# Has anyone installed a hitch???



## ross992000 (Nov 28, 2011)

I want to install it on my new ROGUE myself, any help, I would be grateful!!


----------



## Topol (Dec 9, 2011)

Better not to do it yourself if you don't have any experience in it... My friend had some problems with it


----------



## ross992000 (Nov 28, 2011)

*hitch..*



Topol said:


> Better not to do it yourself if you don't have any experience in it... My friend had some problems with it


Thank you very much for your answer..


----------



## ross992000 (Nov 28, 2011)

Did the hitch my self!!! Pessimests beware!! It was soooo EASY!!!


----------



## scott1243 (Dec 19, 2011)

*Hitch*

Step by step in this link...hope that helps.

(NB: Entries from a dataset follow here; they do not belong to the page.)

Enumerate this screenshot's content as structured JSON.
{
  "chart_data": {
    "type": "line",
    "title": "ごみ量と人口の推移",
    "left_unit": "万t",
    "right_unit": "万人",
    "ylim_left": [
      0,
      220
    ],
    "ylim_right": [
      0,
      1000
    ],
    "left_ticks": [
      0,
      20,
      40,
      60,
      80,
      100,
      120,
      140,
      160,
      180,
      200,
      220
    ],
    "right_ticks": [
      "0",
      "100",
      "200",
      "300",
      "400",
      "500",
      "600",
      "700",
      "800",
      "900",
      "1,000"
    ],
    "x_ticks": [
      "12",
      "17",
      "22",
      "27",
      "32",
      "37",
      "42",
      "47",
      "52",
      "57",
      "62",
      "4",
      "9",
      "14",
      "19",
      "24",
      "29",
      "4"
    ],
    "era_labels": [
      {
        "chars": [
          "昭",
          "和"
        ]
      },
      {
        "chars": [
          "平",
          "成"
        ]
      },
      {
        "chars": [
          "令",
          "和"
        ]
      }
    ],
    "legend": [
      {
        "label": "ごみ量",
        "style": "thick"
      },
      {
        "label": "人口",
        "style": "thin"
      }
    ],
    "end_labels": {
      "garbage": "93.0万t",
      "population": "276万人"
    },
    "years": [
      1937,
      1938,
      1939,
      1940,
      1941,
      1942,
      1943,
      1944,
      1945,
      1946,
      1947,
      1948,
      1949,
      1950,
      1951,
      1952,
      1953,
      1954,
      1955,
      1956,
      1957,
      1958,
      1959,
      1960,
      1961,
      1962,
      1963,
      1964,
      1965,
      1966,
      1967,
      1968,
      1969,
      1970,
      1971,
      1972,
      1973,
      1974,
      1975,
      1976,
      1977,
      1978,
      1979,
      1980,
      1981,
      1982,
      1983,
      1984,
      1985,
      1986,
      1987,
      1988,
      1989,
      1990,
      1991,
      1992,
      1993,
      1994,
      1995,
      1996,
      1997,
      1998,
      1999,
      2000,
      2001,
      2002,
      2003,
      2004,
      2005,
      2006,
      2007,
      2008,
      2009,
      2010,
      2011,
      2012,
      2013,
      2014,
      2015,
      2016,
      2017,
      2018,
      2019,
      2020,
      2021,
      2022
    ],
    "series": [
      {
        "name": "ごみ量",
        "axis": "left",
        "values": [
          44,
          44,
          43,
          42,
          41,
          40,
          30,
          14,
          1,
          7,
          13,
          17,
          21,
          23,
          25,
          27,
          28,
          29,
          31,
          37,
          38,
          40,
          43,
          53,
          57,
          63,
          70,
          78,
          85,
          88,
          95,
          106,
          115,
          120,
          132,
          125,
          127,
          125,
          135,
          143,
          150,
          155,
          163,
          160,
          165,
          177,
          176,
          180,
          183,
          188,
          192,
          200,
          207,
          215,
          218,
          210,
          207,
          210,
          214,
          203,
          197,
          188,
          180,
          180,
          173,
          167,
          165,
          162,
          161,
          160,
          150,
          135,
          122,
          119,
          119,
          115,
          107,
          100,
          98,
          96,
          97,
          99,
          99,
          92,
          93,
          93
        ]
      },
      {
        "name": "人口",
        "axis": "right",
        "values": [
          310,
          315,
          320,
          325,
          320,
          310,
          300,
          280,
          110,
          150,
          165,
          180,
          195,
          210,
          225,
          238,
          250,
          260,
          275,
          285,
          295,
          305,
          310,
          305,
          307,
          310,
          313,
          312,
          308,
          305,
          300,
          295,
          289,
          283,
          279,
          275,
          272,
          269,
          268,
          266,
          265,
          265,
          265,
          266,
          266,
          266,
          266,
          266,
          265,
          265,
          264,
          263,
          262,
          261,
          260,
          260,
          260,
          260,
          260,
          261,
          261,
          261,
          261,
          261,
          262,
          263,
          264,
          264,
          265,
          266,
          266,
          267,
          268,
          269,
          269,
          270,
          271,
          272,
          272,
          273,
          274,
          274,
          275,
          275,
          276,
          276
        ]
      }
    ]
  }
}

Trailer Hitch for 2012 Nissan Rogue - Hidden Hitch 87457


----------



## Rosie158 (Jan 3, 2013)

*Hitch*

If you are handy with a few box wrenches and have an assistant (for a few minutes), you should have no trouble installing a trailer hitch. I installed a "Hidden Hitch" on my '11 SV in roughly 45 minutes.

The hardest part of the job was breaking loose the bolts that held on the OEM tie-down on the right side.

You will need an assistant to help lift the hitch up into position and hold one end while you are fitting the new bolts to the frame.

The more difficult part of the project was installing the wiring for the hitch. But, again it was more time consuming than difficult.

Good Luck!


----------